Бояре сидели хмурые. Веселья не было за столом. Федор Никитич постукивал дорогим перстнем в серебряную ендову, полную вина, поглядывал на Богдана, и в глазах у него была тоска. Вот и многое могли бояре, и люди были под рукой у каждого, и людей тех немало, было золото, власть, что порой и сильнее золота, но не связывались концы. Морщил многодумный лоб боярин Федор, старший в роду – да еще в каком роду! Однако напрасно с надеждой поглядывали на него сидящие рядом братья. Словно с завязанными глазами сидел за столом боярин Федор. И умный был человек, книгочей, знаток многотрудной истории, а понять не мог, что застит ему глаза.
У Богдана был еще козырь. Бориса разом прихлопнуть можно было, ежели только эту карту на стол бросить. Богдан опустил лицо. И вдруг забрезжило в сознании – он, как и Борис в Новодевичьем, увидел длинный переход кремлевского дворца, каменные плиты пола. Дверь в цареву спальню неслышно растворилась. На ложе в неверном свете лампад возлежал царь Иван Васильевич. Память Богданова, четко, безжалостно, до содрогания, высветила лицо Грозного. Богдан руку поднял, пальцы вдавились в глаза. «Нет, – как и предвидел Борис, осадил Богдан скачущие мысли, – тот козырь из колоды доставать нельзя, ибо прихлопнет и правителя, и меня с ним». – Вина, – крикнул Богдан, – вина!
…Стрелец, ухвативший за узду Богданова коня, был Арсений Дятел.
13
В овине пахло старыми, лежалыми снопами, пылью и холодной, тяжелой затхлостью, которая присуща всем заброшенным постройкам. Но здесь не было ветра, и крыша, хотя и дырявая, укрывала от снегопада. Овин стоял далеко в стороне от видимых на высоком берегу Яузы домов, и стежки к нему были заметены матерым, улежавшимся снегом.

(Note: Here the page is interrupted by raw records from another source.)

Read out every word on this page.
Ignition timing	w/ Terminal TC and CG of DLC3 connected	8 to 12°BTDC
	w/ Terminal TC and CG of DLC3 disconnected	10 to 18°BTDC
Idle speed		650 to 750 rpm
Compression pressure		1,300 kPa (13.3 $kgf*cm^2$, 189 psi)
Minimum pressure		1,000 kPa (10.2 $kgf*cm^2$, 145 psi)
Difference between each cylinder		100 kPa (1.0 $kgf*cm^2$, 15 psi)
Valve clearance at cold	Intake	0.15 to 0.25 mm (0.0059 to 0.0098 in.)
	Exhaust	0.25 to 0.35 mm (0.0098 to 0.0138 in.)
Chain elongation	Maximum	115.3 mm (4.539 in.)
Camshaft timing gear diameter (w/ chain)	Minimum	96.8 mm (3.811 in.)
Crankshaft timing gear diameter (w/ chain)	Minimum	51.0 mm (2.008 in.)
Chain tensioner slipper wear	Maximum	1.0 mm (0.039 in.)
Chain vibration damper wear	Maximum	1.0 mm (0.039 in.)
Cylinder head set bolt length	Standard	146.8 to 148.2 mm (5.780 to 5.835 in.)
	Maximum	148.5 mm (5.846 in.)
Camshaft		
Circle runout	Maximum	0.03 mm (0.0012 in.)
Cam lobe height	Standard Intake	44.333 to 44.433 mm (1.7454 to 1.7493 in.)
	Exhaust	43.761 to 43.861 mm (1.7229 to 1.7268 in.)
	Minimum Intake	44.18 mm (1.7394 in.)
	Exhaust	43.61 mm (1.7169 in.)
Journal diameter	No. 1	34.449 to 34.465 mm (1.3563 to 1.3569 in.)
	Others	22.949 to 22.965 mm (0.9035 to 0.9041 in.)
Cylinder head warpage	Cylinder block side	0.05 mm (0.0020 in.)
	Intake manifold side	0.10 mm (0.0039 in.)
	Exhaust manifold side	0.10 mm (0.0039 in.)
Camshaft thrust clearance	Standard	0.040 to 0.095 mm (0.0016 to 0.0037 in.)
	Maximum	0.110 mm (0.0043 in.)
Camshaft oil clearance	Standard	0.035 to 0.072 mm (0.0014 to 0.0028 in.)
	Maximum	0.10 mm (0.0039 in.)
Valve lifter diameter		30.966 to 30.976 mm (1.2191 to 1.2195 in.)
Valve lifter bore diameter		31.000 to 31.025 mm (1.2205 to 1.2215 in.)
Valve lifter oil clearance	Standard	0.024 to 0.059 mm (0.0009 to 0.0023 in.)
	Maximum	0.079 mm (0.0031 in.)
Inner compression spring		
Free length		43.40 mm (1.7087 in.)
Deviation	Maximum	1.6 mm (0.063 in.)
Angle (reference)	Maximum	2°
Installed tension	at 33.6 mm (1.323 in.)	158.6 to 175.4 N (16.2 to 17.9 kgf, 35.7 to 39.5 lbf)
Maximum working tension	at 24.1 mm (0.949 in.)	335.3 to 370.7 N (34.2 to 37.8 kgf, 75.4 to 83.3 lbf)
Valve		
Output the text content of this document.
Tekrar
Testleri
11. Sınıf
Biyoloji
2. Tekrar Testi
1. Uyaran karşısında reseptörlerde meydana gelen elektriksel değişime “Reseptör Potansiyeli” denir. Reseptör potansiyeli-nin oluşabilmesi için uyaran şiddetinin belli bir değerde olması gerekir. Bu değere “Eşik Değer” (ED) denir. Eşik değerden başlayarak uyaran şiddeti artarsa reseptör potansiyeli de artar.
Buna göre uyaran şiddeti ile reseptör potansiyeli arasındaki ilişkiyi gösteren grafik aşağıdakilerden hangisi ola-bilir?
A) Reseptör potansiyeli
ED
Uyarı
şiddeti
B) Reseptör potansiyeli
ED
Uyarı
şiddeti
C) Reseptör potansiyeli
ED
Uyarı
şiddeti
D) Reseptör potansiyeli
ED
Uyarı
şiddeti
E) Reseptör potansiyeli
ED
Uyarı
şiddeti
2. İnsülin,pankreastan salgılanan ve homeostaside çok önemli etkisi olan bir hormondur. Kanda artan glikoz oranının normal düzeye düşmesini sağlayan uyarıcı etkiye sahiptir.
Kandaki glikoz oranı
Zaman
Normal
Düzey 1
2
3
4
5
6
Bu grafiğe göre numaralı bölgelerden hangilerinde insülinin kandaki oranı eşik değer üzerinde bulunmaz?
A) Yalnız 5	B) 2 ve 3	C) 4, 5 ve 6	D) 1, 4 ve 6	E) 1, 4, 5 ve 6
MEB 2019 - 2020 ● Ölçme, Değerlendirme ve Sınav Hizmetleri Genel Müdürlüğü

На овин этот Иван с мужиками – Степаном и Игнатием – набрели, уже выбившись из сил. Мужики с трудом отвалили приметенные снегом двери, втащили под крышу полуживого Ивана. Он упал на старую солому и забылся в беспамятстве.
Мужики повалились рядом.
Иван первым зашевелился под утро. Замерз, окоченели ноги. Перевернулся на бок, с остервенением заколотил кулаками по негнущимся коленям и кое-как, но встал. В темноте ощупал обметанное кровавой коркой лицо. Застонал сквозь зубы, когда пронзила острая боль, и разом вспомнил подвал, чернявого, бившего без пощады, побег и тащивших его мужиков. «Не бросили, – удивился и хмыкнул, – тянуть такой мешок, когда на пятки наступают, нелегко».
Руками пошарил в темноте, нащупал лохмотья, ткнулся в колючую бороду. Тряхнул за плечи лежавшего колодой мужика. Тот воскликнул:
– Кто, что? – вскинулся со сна.
Иван узнал по голосу: Степка. Спросил:
– А где Игнатий?
– Тут где-то. Может, в снопы отполз.
Подняли Игнатия.
– Ну что, мужики, – сказал Иван, – как дальше-то будем?
Сидели на карачках, носами друг к другу. Мужики молчали. Сквозь щели в стенах серел рассвет. Иван посмотрел на мужиков и, отвернувшись, подполз к стене, выглянул наружу.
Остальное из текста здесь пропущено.